Sharing What You Know

I once hit a problem whilst developing that meant I could do no productive work for five days. Five days may not seem like a long time but when you only have 13 days to complete an iteration it feels like a lifetime. I was working with a new product and no one on my team had encountered the problem before and I found it very difficult to get support from the vendor who also hadn’t encountered the problem. I don’t remember how I fixed this but I remember how annoyed I was a few weeks later when I discovered that someone else in the company had previously solved the same problem. It turned out that there were three different teams all learning to use the same technology at the same time!

When I spoke to my boss about this communication problem he told me that although the company talked about knowledge sharing from time to time they had never been able to come up with a way to make this work.

I contacted the leaders of the other teams and pointed out that we were all busy struggling with the same things. We were all in agreement that we could benefit from each others mistakes and successes. However, no one could think of a sensible way to pass on the knowledge. All the suggestions we had involved writing documentation and no one had any time in their budget to write these documents. From past experience they also knew that the team members would resent having to write them and that no one would bother to read them.
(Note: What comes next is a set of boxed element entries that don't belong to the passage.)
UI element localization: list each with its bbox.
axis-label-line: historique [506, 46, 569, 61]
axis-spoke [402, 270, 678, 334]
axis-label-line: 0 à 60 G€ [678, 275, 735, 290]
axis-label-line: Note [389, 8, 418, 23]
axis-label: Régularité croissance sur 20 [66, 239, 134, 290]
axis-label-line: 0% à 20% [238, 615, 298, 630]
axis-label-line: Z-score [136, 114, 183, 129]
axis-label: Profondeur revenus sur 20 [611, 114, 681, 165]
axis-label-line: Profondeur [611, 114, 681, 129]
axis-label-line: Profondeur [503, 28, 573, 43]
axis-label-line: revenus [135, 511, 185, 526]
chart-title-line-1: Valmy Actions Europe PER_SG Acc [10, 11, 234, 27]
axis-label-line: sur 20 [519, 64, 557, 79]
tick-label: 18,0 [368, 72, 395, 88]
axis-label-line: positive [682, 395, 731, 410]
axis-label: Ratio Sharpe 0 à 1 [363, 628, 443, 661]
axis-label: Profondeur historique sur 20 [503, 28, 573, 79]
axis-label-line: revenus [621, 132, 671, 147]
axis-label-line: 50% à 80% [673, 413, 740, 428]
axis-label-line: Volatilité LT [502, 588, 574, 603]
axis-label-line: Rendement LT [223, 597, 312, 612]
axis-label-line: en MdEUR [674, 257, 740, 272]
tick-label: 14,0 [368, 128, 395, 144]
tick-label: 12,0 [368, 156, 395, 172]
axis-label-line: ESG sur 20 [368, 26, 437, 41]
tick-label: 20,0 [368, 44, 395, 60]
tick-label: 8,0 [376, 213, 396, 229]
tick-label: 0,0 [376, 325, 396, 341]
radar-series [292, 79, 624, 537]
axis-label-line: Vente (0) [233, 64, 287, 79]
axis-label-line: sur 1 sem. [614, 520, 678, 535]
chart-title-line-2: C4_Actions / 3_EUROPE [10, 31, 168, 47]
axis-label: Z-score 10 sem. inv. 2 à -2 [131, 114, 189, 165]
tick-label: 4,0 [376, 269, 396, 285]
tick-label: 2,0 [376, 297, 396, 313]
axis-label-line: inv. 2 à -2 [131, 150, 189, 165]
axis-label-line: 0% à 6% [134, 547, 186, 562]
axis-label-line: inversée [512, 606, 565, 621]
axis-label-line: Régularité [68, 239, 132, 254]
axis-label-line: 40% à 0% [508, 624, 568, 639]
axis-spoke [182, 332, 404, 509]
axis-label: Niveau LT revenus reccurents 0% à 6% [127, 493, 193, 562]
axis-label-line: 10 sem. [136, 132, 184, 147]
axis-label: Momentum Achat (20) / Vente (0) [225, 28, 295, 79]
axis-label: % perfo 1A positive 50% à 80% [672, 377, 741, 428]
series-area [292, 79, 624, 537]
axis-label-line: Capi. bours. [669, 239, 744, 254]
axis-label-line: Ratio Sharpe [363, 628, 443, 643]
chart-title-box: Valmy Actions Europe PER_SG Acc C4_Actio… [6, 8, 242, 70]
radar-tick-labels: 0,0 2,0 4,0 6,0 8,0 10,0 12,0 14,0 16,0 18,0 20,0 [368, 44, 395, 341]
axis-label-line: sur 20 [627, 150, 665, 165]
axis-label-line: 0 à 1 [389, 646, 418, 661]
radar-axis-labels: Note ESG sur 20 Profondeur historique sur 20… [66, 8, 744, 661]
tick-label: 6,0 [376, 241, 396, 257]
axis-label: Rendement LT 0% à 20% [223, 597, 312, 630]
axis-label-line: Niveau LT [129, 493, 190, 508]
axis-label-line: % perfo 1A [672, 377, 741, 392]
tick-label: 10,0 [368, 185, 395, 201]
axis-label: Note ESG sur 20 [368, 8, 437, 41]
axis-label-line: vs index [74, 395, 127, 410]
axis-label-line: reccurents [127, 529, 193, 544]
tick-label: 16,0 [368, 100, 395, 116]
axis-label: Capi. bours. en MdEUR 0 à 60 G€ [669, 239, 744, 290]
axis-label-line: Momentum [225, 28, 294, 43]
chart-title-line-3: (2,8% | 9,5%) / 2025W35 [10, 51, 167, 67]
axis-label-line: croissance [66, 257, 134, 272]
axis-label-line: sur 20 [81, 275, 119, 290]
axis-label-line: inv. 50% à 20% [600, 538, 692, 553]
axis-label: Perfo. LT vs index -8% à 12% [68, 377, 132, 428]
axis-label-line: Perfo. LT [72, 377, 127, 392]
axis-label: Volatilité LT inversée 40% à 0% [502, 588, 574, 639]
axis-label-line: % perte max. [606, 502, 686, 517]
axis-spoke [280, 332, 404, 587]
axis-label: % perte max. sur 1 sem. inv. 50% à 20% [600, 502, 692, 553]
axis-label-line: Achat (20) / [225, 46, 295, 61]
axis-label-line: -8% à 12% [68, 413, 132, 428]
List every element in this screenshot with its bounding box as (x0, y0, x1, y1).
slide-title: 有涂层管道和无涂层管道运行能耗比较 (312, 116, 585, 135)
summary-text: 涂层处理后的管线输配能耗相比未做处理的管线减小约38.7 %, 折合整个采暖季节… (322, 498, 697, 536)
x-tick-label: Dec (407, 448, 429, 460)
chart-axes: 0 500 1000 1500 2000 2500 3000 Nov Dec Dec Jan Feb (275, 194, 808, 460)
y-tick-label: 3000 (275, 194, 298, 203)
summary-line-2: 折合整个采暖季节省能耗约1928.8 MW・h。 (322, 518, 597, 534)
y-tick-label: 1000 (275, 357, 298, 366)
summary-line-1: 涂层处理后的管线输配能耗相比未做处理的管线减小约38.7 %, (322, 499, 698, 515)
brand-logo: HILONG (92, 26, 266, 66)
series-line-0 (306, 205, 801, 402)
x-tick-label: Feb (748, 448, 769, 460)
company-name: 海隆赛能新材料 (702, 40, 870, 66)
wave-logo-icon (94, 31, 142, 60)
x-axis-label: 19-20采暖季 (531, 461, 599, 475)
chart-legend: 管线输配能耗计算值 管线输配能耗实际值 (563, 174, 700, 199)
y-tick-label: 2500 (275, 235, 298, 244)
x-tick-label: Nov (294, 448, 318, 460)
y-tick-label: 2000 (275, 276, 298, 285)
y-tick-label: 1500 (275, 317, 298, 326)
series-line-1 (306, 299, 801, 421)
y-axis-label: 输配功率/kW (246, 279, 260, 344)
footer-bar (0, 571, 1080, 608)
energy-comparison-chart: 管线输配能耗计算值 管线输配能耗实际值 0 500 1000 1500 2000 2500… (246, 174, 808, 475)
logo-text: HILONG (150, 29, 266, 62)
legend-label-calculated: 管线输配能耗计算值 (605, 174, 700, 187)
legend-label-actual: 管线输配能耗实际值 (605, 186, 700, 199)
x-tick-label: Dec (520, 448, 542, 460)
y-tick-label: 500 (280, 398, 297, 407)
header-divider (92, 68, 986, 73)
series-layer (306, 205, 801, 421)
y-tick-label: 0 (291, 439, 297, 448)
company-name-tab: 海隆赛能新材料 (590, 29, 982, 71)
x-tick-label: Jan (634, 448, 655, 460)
I left the company not long after this and went away with the impression that knowledge sharing, whilst being a nice idea, didn’t really work in practice.

Tonight I was reading Nancy M. Dixon’s book Common Knowledge in which she discusses the pleasure we feel when we pass useful knowledge to other people.

The truth is that if we know something that we think someone else needs to know, it is difficult for us to refrain from telling them. It is almost a natural impulse to tell others what we know.

So why couldn’t we get people to share knowledge? Well it appears that one reason for this was that we tried to get people to write about their experiences instead of talking face to face. It seems that part of our willingness to share information is to do with the personal benefit we will receive from doing so – even if the benefit is nothing more than a smile or a thank you.

If we want people in our organisations to share what they have learned, we would be wise to create the conditions in which sharing results is of personal benefit

Instead of dreaming up document sharing systems to solve the problem we probably should all have met for pizza once a week and the knowledge would have flowed naturally.